Take internet of things (IoT) sensors, used to monitor everything from traffic patterns and parking to air quality and infrastructure integrity. These sensors are generating mass amounts of data, but are cities set up to process it? This data is only useful if it triggers automatic workflows and information is disseminated in real time — and for that, IT infrastructures need to have the right building blocks.
As governments are faced with delivering more services with fewer resources, residents are expecting their governments to deliver services like they are used to in their lives as consumers. In order for governments to do this, they must be able to operate efficiently and analyze data where it is created. Data powers emerging technologies such as artificial intelligence (AI) and deep learning, and it is bringing things to the next level. Additionally, it allows governments to automate infrastructure, which in turn enables greater efficiency — allowing them to improve citizen service.
While the volume of unstructured data such as geospatial and social has exploded, legacy storage built to house that data has not fundamentally changed in decades. Deep learning, graphics processing units (GPUs) and the ability to store and process very large datasets at high speed are fundamental for AI. Deep learning and GPUs are massively parallel, but legacy storage technologies were not designed for these workloads — they were designed in an era with an entirely different set of expectations around speed, capacity and density requirements.
Today’s infrastructure wasn’t built from scratch to implement a cohesive data strategy — it was built over time, probably project by project and is likely fragmented and not very agile. Is it time to consider if cities are ready for a storage transformation?
The short answer: They have to be, and the focus must be around creating an infrastructure that is designed with data in mind. In order to be prepared for next-generation governing, cities must focus on IT infrastructure from the bottom up, consider data a factor when making key decisions and focus on three key principles.
Consolidate & simplify
To drive efficiency and achieve the potential of data, it is essential for cities to consolidate and move away from data islands. They must focus on consolidating applications into large storage pools, where what used to be tiers of storage can all be simplified into one. This drives efficiency, agility and security — which all play a role in a successful next-generation government.
Process in real-time
Data must be processed in real-time because it makes applications faster, time to action more instant and immersive, employees more productive and citizens safer and more satisfied.
Embrace on demand & self-driving storage
On demand and self-driving storage represents a paradigm shift in terms of how we think about operating storage. What if a storage team could stop being a storage operations team, and instead think about their mission as running an in-house storage service provider? What if they could deliver data-as-a-service, on demand, to each of the development teams, just like those developers could get from the public cloud? Instead of the endless cycle of reactive troubleshooting, what if the storage team could spend its time automating and orchestrating the infrastructure to make it self-driving and ultra-agile? With the pressure for government to run more like a business, there must be a big shift towards efficiency.

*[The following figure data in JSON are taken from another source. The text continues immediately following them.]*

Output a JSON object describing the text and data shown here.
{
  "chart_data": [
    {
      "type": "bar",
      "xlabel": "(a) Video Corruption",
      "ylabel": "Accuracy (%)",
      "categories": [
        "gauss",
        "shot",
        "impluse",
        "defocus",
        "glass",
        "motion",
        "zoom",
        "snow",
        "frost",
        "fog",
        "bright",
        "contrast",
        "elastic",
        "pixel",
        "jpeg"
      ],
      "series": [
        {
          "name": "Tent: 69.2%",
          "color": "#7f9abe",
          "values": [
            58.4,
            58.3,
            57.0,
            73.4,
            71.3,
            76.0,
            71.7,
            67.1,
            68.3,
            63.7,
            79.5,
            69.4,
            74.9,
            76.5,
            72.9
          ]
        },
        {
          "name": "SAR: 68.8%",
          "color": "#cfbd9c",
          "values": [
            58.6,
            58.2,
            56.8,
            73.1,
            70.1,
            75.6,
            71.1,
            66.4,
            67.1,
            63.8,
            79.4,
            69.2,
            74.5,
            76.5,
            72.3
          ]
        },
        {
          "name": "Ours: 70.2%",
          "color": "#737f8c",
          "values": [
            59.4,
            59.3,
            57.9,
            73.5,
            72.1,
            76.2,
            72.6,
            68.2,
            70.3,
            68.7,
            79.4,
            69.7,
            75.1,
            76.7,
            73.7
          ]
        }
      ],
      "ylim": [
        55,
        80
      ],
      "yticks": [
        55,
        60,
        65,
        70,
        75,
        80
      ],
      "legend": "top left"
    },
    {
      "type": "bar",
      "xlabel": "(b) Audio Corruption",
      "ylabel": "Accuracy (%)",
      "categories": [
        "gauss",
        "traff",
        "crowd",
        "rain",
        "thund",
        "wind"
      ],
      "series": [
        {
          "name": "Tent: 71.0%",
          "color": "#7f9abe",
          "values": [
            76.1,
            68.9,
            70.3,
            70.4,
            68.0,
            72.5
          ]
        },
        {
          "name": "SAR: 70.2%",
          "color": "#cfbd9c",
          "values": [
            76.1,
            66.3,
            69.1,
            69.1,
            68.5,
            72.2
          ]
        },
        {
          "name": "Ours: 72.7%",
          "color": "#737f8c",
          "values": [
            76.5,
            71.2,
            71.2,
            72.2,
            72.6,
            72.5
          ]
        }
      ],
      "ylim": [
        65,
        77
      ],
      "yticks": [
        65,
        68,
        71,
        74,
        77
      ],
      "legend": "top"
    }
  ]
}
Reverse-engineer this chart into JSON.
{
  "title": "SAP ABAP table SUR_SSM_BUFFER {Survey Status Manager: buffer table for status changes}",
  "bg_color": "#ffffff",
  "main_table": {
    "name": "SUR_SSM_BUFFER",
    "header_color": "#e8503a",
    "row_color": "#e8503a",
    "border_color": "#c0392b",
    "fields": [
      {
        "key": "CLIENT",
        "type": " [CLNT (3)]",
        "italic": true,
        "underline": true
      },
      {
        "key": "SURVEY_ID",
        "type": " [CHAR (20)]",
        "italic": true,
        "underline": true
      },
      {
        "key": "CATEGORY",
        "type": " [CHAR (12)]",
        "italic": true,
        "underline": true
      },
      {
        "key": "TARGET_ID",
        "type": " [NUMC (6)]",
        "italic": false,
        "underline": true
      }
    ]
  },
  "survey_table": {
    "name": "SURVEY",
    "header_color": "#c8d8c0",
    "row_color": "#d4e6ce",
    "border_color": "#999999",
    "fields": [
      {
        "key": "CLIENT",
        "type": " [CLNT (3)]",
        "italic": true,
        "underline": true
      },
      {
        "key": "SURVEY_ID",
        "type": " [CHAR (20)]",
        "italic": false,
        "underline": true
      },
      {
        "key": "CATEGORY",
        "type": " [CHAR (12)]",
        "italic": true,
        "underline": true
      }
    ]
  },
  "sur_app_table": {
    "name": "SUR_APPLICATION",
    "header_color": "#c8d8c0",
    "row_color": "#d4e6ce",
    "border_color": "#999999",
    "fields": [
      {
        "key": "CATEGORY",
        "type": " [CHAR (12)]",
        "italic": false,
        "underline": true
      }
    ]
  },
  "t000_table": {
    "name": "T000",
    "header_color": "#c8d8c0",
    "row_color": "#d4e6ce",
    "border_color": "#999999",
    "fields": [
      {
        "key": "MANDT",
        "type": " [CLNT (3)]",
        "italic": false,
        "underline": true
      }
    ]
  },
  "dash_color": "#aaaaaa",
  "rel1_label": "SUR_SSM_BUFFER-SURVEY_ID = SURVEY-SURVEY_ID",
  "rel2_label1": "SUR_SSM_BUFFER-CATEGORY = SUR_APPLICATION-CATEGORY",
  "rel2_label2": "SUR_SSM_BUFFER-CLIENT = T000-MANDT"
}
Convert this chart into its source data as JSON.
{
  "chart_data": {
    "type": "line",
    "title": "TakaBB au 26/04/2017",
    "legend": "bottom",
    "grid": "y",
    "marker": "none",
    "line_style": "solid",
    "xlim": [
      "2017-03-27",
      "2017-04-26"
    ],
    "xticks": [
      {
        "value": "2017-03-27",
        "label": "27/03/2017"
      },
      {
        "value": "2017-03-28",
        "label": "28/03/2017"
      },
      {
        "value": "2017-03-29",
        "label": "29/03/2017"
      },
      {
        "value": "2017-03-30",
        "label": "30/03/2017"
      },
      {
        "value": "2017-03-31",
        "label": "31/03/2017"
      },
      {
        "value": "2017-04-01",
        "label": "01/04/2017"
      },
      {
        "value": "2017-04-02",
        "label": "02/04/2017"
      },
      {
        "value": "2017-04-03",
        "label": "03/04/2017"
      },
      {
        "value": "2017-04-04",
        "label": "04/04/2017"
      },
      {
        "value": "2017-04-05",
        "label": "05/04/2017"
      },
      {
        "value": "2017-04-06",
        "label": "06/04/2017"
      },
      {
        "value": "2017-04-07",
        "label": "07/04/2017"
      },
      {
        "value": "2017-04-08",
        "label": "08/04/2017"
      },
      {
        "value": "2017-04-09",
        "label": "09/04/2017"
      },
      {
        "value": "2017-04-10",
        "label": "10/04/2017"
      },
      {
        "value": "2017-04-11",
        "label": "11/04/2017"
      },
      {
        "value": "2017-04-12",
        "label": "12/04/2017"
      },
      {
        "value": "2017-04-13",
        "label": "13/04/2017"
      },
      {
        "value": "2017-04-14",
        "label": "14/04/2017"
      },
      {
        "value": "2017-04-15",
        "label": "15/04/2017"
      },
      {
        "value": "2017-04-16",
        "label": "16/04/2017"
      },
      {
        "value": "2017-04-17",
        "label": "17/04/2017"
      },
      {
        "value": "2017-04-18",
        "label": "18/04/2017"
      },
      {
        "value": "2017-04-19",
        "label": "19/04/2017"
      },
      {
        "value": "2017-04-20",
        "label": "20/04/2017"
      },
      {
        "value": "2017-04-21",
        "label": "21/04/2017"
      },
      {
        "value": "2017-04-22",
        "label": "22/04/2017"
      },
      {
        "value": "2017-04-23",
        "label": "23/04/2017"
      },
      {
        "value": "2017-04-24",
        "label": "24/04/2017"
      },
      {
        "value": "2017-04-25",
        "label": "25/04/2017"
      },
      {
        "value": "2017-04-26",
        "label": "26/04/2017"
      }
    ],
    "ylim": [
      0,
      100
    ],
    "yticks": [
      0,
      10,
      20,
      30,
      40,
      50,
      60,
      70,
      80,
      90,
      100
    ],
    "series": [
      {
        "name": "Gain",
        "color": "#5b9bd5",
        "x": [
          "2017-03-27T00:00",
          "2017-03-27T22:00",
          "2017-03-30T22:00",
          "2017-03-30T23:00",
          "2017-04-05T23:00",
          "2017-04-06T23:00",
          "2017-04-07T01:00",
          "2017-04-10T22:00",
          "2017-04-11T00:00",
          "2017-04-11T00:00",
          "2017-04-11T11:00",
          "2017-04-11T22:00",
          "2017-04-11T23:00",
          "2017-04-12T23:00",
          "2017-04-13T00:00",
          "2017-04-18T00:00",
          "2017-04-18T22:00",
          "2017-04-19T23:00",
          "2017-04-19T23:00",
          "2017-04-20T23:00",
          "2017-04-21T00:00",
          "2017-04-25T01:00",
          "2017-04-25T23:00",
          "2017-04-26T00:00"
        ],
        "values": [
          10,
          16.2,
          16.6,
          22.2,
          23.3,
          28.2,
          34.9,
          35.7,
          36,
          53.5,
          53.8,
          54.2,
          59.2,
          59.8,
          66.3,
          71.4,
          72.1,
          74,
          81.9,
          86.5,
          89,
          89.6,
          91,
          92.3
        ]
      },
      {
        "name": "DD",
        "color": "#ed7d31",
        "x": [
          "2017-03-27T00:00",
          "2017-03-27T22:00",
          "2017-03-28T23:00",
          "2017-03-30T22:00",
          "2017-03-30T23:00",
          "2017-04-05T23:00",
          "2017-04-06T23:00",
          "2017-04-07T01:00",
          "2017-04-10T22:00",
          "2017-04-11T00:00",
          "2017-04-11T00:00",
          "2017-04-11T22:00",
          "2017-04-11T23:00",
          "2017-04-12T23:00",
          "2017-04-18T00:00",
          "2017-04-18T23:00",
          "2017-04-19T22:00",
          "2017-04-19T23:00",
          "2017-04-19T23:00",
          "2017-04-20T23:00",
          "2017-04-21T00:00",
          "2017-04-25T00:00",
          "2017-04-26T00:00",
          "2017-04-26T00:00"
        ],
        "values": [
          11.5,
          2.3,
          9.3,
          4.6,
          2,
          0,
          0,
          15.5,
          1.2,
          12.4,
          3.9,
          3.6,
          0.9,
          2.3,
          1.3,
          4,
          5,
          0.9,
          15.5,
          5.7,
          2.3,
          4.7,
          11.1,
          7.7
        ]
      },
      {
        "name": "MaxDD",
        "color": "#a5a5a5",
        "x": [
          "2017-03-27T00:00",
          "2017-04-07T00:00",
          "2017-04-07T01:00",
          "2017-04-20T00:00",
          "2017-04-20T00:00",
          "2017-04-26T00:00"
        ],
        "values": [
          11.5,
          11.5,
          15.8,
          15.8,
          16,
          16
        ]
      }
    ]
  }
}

A data-centric architecture will simplify performance of core applications while reducing cost of IT; empower developers with on-demand data, making builds faster; and enable the agility required for DevOps and the continuous integration/continuous delivery (CD) pipeline. It will deliver next-gen analytics as well as act as a data hub for the modern data pipeline, including powering AI initiatives.
In short, a data-centric architecture will give cities the platform they need to stay ahead of these impactful emerging technologies. It’s not about how much data cities have – it’s about what they can do with it. And those impactful and meaningful projects start with data at the center of the IT infrastructure strategy.